Posted Oct 27, 2007 17:10 UTC (Sat) by tialaramex (subscriber, #21167) [Link] (3 responses)

Yup, to a sales survey I can imagine the business I work for looks like

20-30 Windows desktops
10-20 Windows laptops
3-5 Mac laptops
1 Windows file & print server
100 or so generic 1U rack servers, no OS

So the fact that one laptop user runs Fedora, the Mac users often run Windows, and the generic
1U rack machines are all CentOS doesn't appear on the radar. But, the survey companies have
actually recognised this since the outset of their Linux coverage a decade or so ago. You will
see it mentioned in their full reports. It's just that it doesn't translate into a sentence
fragment for a magazine headline.

Of course most businesses probably own more desktops than servers, but there are going to be
more and more exceptions (Google may already be a very large and identifiable example...)

generic hardware not counted

Posted Oct 27, 2007 20:46 UTC (Sat) by Richard_J_Neill (subscriber, #23093) [Link] (2 responses)

A better approximation would perhaps be calculable thus:

Total number of desktops = number of desktop CPUs sold  by intel + amd.
 (or, count motherboards).

Total number of Macs = number of machines sold by apple.

Total number of Windows machines = number that connect to windows update.

Total Linux = CPUs - (Macs + Windows).

That should probably give a decent-ish upper-bound estimate for Linux. 



generic hardware not counted

Posted Oct 27, 2007 22:29 UTC (Sat) by keithw (guest, #3127) [Link]

Execpt for everybody who's bought a laptop & junked XP to install linux.  Taxes work best when
it is more effort to avoid them than to just pony up.

Chips and counts

Posted Oct 28, 2007 0:13 UTC (Sun) by man_ls (guest, #15091) [Link]

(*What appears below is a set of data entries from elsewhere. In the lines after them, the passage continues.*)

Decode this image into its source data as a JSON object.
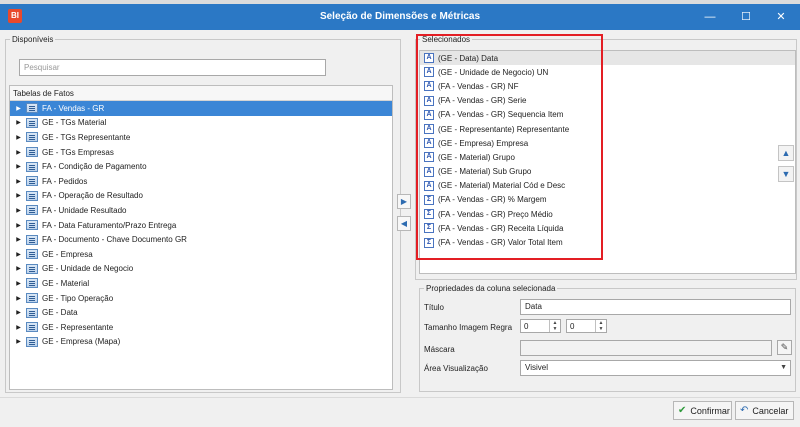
{
  "window": {
    "app_badge": "BI",
    "title": "Seleção de Dimensões e Métricas",
    "minimize": "—",
    "maximize": "☐",
    "close": "✕"
  },
  "disponiveis": {
    "legend": "Disponíveis",
    "search_placeholder": "Pesquisar",
    "tree_header": "Tabelas de Fatos",
    "items": [
      "FA - Vendas - GR",
      "GE - TGs Material",
      "GE - TGs Representante",
      "GE - TGs Empresas",
      "FA - Condição de Pagamento",
      "FA - Pedidos",
      "FA - Operação de Resultado",
      "FA - Unidade Resultado",
      "FA - Data Faturamento/Prazo Entrega",
      "FA - Documento - Chave Documento GR",
      "GE - Empresa",
      "GE - Unidade de Negocio",
      "GE - Material",
      "GE - Tipo Operação",
      "GE - Data",
      "GE - Representante",
      "GE - Empresa (Mapa)"
    ]
  },
  "transfer": {
    "add": "▶",
    "remove": "◀"
  },
  "selecionados": {
    "legend": "Selecionados",
    "items": [
      {
        "tag": "A",
        "label": "(GE - Data) Data"
      },
      {
        "tag": "A",
        "label": "(GE - Unidade de Negocio) UN"
      },
      {
        "tag": "A",
        "label": "(FA - Vendas - GR) NF"
      },
      {
        "tag": "A",
        "label": "(FA - Vendas - GR) Serie"
      },
      {
        "tag": "A",
        "label": "(FA - Vendas - GR) Sequencia Item"
      },
      {
        "tag": "A",
        "label": "(GE - Representante) Representante"
      },
      {
        "tag": "A",
        "label": "(GE - Empresa) Empresa"
      },
      {
        "tag": "A",
        "label": "(GE - Material) Grupo"
      },
      {
        "tag": "A",
        "label": "(GE - Material) Sub Grupo"
      },
      {
        "tag": "A",
        "label": "(GE - Material) Material Cód e Desc"
      },
      {
        "tag": "Σ",
        "label": "(FA - Vendas - GR) % Margem"
      },
      {
        "tag": "Σ",
        "label": "(FA - Vendas - GR) Preço Médio"
      },
      {
        "tag": "Σ",
        "label": "(FA - Vendas - GR) Receita Líquida"
      },
      {
        "tag": "Σ",
        "label": "(FA - Vendas - GR) Valor Total Item"
      }
    ],
    "move_up": "▲",
    "move_down": "▼"
  },
  "propriedades": {
    "legend": "Propriedades da coluna selecionada",
    "titulo_label": "Título",
    "titulo_value": "Data",
    "tamanho_label": "Tamanho Imagem Regra",
    "tamanho_w": "0",
    "tamanho_h": "0",
    "spin_up": "▲",
    "spin_down": "▼",
    "mascara_label": "Máscara",
    "mascara_value": "",
    "mascara_btn": "✎",
    "area_label": "Área Visualização",
    "area_value": "Visivel",
    "dropdown": "▼"
  },
  "footer": {
    "confirm_icon": "✔",
    "confirm": "Confirmar",
    "cancel_icon": "↶",
    "cancel": "Cancelar"
  },
  "colors": {
    "titlebar": "#2b78c5",
    "selection": "#3b86d6",
    "highlight_box": "#e31e24"
  }
}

Total Linux = CPUs - (Macs + Windows).
That kind of approximation needs a lot of refinement: some machines sold by Apple contain Intel chips, and some of them run Linux (both with Intel and PowerPC chips).

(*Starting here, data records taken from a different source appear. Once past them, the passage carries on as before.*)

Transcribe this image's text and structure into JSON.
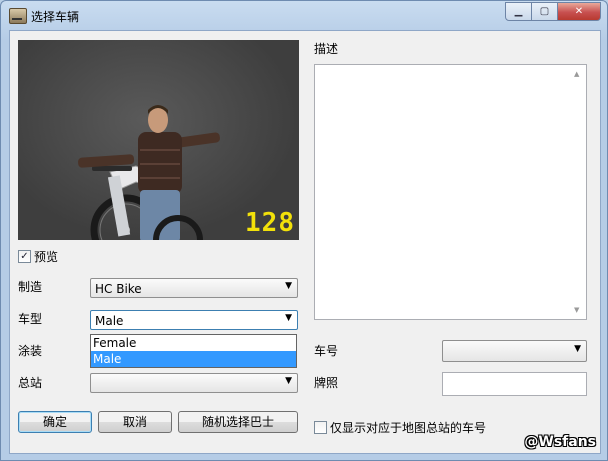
{
  "window": {
    "title": "选择车辆",
    "minimize_icon": "minimize-icon",
    "maximize_icon": "maximize-icon",
    "close_icon": "close-icon"
  },
  "preview": {
    "counter": "128",
    "checkbox_label": "预览",
    "checked": true
  },
  "form": {
    "maker_label": "制造",
    "maker_value": "HC Bike",
    "model_label": "车型",
    "model_value": "Male",
    "model_options": [
      "Female",
      "Male"
    ],
    "paint_label": "涂装",
    "station_label": "总站",
    "station_value": ""
  },
  "description": {
    "label": "描述",
    "text": ""
  },
  "right_form": {
    "fleet_label": "车号",
    "fleet_value": "",
    "plate_label": "牌照",
    "plate_value": ""
  },
  "buttons": {
    "ok": "确定",
    "cancel": "取消",
    "random_bus": "随机选择巴士"
  },
  "filter_checkbox": {
    "label": "仅显示对应于地图总站的车号",
    "checked": false
  },
  "watermark": "@Wsfans"
}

After all chips are properly accounted for, only Microsoft can do the math: only they know how many machines connect to Windows Update. Even so, many machines are not connected to the internet, or have been decommissioned long ago. You have to estimate the percentages for each scenario, so it becomes grossly inaccurate even with Microsoft data. And even before *BSD fans come screaming at you.

generic hardware not counted

Posted Oct 27, 2007 21:02 UTC (Sat) by danielhedblom (guest, #47307) [Link]

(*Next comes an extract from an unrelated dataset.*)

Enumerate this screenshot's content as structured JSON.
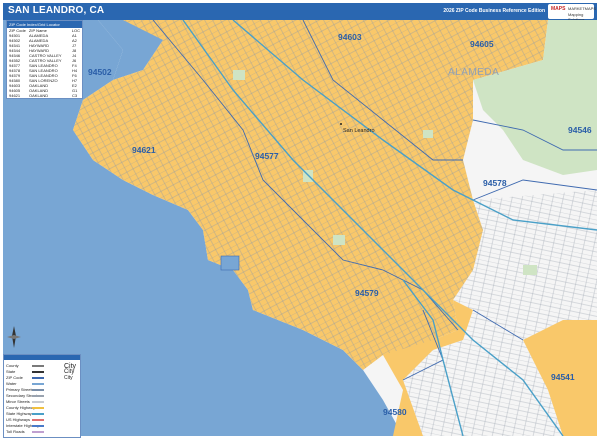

We have bought many servers destined for Linux but never ever have they shipped with Linux. We
also have converted old Windows boxes to various tasks like firewalling, proxies, ftp and so
on. 

Im pretty shure IDC doesnt count appliances either, even if they are big NAS servers with
Linux in them.

What theese numbers can suggest is also that more people buys white boxes and use them for
Linux. That would be a very high grade for Linux as it shows it demands less support from
vendors than other operating systems do.

not all servers are equal

Posted Oct 29, 2007 15:02 UTC (Mon) by Im26 (subscriber, #48749) [Link]

I know a site using a linux server built by us from commodity parts running all their business
critical database applications.

The same customer has 2 windows servers specifically for email, a windows sftp server, 3 file
servers, a datawhorehouse server, a vpn server and a couple of backup servers. There are
several other boxes whose purpose we have never worked out including a strange firewall box
that only has a single network cable plugged in. Most of this is duplicated across to a second
site.

Adding to that a couple of print servers and all the desktops gives you a pretty impressive
windows count. But its the linux box that is on 24x7, its the linux box that earns the money,
and its the linux box that has proper DR redundant backups off site that would be up 5 minutes
after the event.

Of course I would say that though, I think our data is important, that's why we chose Linux!